Their limited engagement double bill at the Theatre Royal Haymarket includes Uncle Vanya, but they opened on Tuesday with a stage adaptation of Vasily Grossman’s celebrated novel, LIFE AND FATE which was banned in the USSR due to the uncomfortable parallels it drew between Communism - as practised in the Soviet Union - and the fevered, nationalistic Naziism prevalent in Germany during the war. Under the orders of both Stalin and later, Krushchev, it remained unpublished during Grossman’s lifetime (he died of stomach cancer in 1964) but a small chain of dissidents which included Andrei Sakharov smuggled a copy to the west where it was eventually published. By 1988 it was also to be found on bookshelves in Russia.
This production began touring the world in 2007 and has finally surfaced in London for the first time. The uncomfortable question (or should that be elephant in the stalls?) is: Why has it taken so long for a producer to give it space in arguably the preeminent theatre capital of the world? And, (given the highly competitive nature of commercial theatre in the London), what audience could it possibly hope to find during its brief stay at the Haymarket? In essence the second question answers the first.
The sweeping tale which is told by actors in Russian (with more than a smattering of translation errors in the English surtitles) follows the lives and fortunes of a Jewish family - Victor and Lyudmila Shtrum, and their immediate descendants and antecedents. He is a nuclear physicist who in academic circles deals with the pure logic of mathematics and has consequently found himself out-of-step with Stalin and the party apparatus. His mother writes poignant letters from the ghetto as the Germans tighten their grip and impose steadily more punitive controls. His wife frets about her son who is in the army, her former husband who has been sent to a gulag as a result of one of the purges, and her sister who is conducting a dangerous affair.

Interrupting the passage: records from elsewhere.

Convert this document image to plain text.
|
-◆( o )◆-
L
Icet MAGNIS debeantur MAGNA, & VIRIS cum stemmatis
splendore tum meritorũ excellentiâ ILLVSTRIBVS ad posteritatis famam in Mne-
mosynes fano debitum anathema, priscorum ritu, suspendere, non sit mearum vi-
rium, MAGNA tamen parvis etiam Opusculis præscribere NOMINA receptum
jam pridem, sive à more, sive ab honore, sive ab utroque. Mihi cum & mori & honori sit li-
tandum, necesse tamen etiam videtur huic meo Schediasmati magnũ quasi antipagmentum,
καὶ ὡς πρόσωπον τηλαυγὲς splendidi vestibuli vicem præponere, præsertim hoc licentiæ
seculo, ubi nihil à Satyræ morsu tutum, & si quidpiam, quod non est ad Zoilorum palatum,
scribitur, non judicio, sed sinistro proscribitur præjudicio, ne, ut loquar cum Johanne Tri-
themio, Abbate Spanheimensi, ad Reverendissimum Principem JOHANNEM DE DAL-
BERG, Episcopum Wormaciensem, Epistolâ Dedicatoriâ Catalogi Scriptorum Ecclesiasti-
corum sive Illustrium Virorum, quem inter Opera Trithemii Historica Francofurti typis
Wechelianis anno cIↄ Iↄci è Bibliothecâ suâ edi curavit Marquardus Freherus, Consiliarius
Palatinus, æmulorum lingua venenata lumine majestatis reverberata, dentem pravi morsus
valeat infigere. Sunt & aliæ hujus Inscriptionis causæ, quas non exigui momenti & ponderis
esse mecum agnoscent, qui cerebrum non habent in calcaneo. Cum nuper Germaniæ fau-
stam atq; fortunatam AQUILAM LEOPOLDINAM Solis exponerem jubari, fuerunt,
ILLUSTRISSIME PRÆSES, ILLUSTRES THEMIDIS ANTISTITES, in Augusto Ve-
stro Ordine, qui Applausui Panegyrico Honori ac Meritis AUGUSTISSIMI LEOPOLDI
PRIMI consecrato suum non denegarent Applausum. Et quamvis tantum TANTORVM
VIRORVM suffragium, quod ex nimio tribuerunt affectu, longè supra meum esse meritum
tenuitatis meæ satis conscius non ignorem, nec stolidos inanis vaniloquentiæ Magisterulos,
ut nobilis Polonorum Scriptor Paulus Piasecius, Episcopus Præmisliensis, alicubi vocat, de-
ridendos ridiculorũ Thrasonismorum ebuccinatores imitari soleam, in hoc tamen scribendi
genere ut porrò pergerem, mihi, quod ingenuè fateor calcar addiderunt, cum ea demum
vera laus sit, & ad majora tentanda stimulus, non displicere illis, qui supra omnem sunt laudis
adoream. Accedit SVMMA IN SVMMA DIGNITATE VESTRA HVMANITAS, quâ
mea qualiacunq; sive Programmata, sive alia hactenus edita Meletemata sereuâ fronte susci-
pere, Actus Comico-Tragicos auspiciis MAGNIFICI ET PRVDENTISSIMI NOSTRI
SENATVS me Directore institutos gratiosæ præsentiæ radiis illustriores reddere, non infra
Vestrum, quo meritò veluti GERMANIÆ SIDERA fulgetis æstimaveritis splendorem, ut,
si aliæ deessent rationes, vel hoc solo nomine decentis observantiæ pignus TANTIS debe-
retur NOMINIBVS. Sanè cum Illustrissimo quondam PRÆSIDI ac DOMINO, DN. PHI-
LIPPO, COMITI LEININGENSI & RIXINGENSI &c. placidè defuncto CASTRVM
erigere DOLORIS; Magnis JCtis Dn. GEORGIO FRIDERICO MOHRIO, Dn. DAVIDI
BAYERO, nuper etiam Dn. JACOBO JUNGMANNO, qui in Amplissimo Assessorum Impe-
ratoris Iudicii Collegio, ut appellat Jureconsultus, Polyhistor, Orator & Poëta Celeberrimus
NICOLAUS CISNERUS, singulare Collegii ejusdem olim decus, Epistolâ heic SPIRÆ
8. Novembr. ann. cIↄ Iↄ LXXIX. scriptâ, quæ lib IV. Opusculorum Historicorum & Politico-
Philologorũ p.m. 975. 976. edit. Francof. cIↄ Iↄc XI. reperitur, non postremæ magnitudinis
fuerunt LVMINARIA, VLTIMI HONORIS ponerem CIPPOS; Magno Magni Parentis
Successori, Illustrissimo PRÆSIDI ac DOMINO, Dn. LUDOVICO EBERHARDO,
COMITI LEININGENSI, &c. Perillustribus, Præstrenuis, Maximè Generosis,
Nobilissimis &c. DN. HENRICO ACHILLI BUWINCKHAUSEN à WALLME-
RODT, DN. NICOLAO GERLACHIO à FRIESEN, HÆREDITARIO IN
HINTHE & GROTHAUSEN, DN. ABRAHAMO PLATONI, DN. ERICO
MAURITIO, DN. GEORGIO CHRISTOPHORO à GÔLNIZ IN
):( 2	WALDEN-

As a renowned war correspondent, Grossman covered several major battles including Moscow, Stalingrad and Berlin as well as ethnic cleansing of Poles and Ukrainians and the liberation of Treblinka. It is unsurprising therefore that his characters often deliver long, extensive passages bursting with descriptive journalistic prose. Many speak of small human kindnesses juxtaposed against the horrific backdrop of war. It’s all terribly worthy and informative and delivered by a Russian troupe bursting with undoubted talent. Ultimately however, this reviewer longed to read the original text rather than endure the seemingly endless bleak delivery of progressively worsening hardships. It felt like the theatrical equivalent of gulag community service or religious penance. Even the set - most notable for a volleyball net which morphs into a face-height, prison camp wire fence, felt 25 years behind the times and in need of dynamic reconsideration by the creative team.
The company notably rehearses texts for years before bringing them to an audience which enables cast and director to delve deeply and ‘get to the marrow’ of a piece. But I wondered if they had become so engrossed in the subject matter that they had in part forgotten one of the essential elements in presenting such work: namely be informative and thought-provoking of course, but above all, entertain your audience.
Grossman’s undoubted talent in providing graphic accounts of war atrocities helped support convictions at Nuremberg and provided much of the backbone record of what now constitutes The Holocaust.
However, a play cannot hope to encompass the entirety of his life’s work) and overreaches by attempting to cover too much. It is certainly sweeping and feels terribly long. More specific pieces such as “Ghetto”, “Professor Mamlock”, “Himmelweg” and “Bent” have dealt with elements more successfully. If you are eager to spend a warm summer evening plumbing the depths of such horrors, then I commend “Life and Fate” to you... Besides, at the interval you can always entertain yourself by observing the plethora of young (and not-so-young) female Russian audience members, fresh from their Knightsbridge shopping excursions and visits to the plastic surgeons where the trend is clearly to be made to look not only younger, but more feline.